I don’t even have a car, but I have a soft spot for the folks at Tesla Motors. They’re doing some really cool things with electric car batteries and solar. They melted my cold heart when they reopened the Nummi plant in Fremont, Calif. I’m someone whose entire family was once employed by some aspect of the auto industry. When Nummi became Tesla, it felt like a happy ending to some of the most boneheaded maneuvers that General Motors ever pulled.
But when California state Sen. Ted Gaines (R) announced, last Friday, that California is offering to exempt Tesla Motors from many of the state’s environmental regulations if the company builds its proposed $5 billion, 6,500-job-creating lithium ion battery factory (a.k.a. the Gigafactory), it became clear: Tesla may make green technology, but California might give it a pass on building green factories.
The offer is still being worked out by the governor’s office, so it’s not certain if this will be part of the final deal. Previously, exemptions to the California Environmental Quality Act (CEQA) have been granted to things like stadiums, not factories. The offer itself is part of a five-way race between Arizona, New Mexico, California, Nevada, and Texas to prove who loves Tesla the most — and it’s gotten a little loopy. Gaines stopped by Tesla’s headquarters in Palo Alto to drop off a golden shovel. Texas Gov. Rick Perry — who doesn’t even believe that humans are causing climate change — has been seen cruising around Sacramento in a Tesla Model S.
Nevada is already believed to be the winner of this competition. The state has no corporate income tax, as well as the only active lithium mine in the country. Tesla started construction outside of Reno last month, but Elon Musk, Tesla’s CEO, told investors that “it makes sense to have multiple things going in parallel” and that the company was still working out its incentive package with the state and hadn’t made a final decision.
By making it a five-way race, Tesla is upping the ante for tax breaks, but also smoothing away inconvenient state laws. Because Tesla sells directly to consumers, instead of through dealerships, selling its products is more or less illegal in several states, including Arizona and Texas (would-be buyers get around the ban by ordering them over the internet). But despite the money that auto dealerships have poured into keeping laws in Texas the way they are, Perry is now supporting HB 3351, a bill that would undo the state’s ban on direct-to-consumer automobile sales. If it passes, Tesla buyers would qualify for the state’s electronic vehicle rebate plan — another recent development.
It’s hard to see events like this come to pass and not come away with the feeling that a factory is magic. Imagine what could happen if a big solar panel plant announced that it was considering moving to Texas — the state’s hostility to the technology might instantly transmute into job-creational boosterism.
The tax breaks that Tesla has pulled down are epic — the argument has been made that the company would not be profitable without them.

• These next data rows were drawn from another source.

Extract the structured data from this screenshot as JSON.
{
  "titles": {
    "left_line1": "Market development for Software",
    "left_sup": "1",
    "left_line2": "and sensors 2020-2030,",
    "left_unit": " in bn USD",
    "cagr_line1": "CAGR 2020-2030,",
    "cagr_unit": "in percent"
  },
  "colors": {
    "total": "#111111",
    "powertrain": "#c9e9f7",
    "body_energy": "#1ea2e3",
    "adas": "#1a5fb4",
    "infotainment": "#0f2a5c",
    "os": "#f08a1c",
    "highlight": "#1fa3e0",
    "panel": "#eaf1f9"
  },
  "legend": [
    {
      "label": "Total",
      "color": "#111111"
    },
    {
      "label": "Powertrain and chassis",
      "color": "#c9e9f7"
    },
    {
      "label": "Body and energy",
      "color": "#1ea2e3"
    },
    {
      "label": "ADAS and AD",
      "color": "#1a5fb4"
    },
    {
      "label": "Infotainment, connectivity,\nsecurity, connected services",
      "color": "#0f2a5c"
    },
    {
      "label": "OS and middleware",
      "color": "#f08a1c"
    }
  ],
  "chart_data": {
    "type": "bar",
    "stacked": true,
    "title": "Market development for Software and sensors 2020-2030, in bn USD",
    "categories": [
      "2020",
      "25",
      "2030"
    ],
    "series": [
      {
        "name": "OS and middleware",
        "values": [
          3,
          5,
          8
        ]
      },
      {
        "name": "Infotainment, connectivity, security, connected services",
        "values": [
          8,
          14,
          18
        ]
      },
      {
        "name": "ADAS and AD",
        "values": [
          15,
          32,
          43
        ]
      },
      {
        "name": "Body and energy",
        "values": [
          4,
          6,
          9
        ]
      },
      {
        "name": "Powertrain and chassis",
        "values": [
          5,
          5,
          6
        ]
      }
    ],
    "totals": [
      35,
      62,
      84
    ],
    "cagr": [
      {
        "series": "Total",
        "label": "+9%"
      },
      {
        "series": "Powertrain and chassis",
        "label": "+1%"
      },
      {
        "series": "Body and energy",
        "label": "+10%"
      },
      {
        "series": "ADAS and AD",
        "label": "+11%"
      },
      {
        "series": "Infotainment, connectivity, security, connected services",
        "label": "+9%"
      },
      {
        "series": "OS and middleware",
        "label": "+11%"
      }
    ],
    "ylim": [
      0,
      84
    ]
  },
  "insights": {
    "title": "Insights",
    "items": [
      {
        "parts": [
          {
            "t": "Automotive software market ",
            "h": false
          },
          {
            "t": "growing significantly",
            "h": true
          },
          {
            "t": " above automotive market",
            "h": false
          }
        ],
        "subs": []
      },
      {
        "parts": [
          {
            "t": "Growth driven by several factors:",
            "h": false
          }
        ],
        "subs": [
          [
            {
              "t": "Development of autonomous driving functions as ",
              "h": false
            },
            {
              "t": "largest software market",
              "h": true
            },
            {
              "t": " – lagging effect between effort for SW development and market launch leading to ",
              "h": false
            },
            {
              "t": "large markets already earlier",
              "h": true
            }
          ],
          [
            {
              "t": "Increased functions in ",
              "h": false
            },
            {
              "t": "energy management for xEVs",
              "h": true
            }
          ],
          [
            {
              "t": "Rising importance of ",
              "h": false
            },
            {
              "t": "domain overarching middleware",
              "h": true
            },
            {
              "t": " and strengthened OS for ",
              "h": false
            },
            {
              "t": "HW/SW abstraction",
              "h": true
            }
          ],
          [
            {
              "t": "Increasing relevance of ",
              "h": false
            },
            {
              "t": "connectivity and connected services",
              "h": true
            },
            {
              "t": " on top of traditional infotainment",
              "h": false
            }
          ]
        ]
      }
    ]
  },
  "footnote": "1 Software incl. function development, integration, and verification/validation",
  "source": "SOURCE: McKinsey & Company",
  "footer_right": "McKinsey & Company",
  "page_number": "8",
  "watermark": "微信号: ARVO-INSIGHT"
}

The Department of Energy gave Tesla a $465 million loan back in 2009 (the company has since paid it back) and the state of California gave Tesla an estimated $20 million in tax breaks to get the Nummi plant going, and $34 million more when the company decided to expand production.
It’s also true that said tax breaks are pretty par for the course in American business right now. Whether or not this is the way the world should work, if we’re going to subsidize products, at least we should be funding those that can put less carbon into the atmosphere rather than those that create more.
As green manufacturing expert Kate Gordon said when I interviewed her earlier this year, “If you’re going to have this environmental transformation that we’re all talking about, you have to make a bunch of stuff. … How do you get manufacturing with you instead of constantly having the National Association of Manufacturing say ‘No’ to everything? How do you make this an American competitiveness issue?” Handing out money is one way, to be sure.
Whether we should be waiving environmental standards, though, is another thing entirely. Lithium ion batteries don’t appear to have any glaring environmental flaws, but Silicon Valley is also home to several Superfund sites that were created by the semiconductor industry — a technology that was thought of as clean, until we realized it wasn’t. So: tax breaks, sure. But be careful with the water.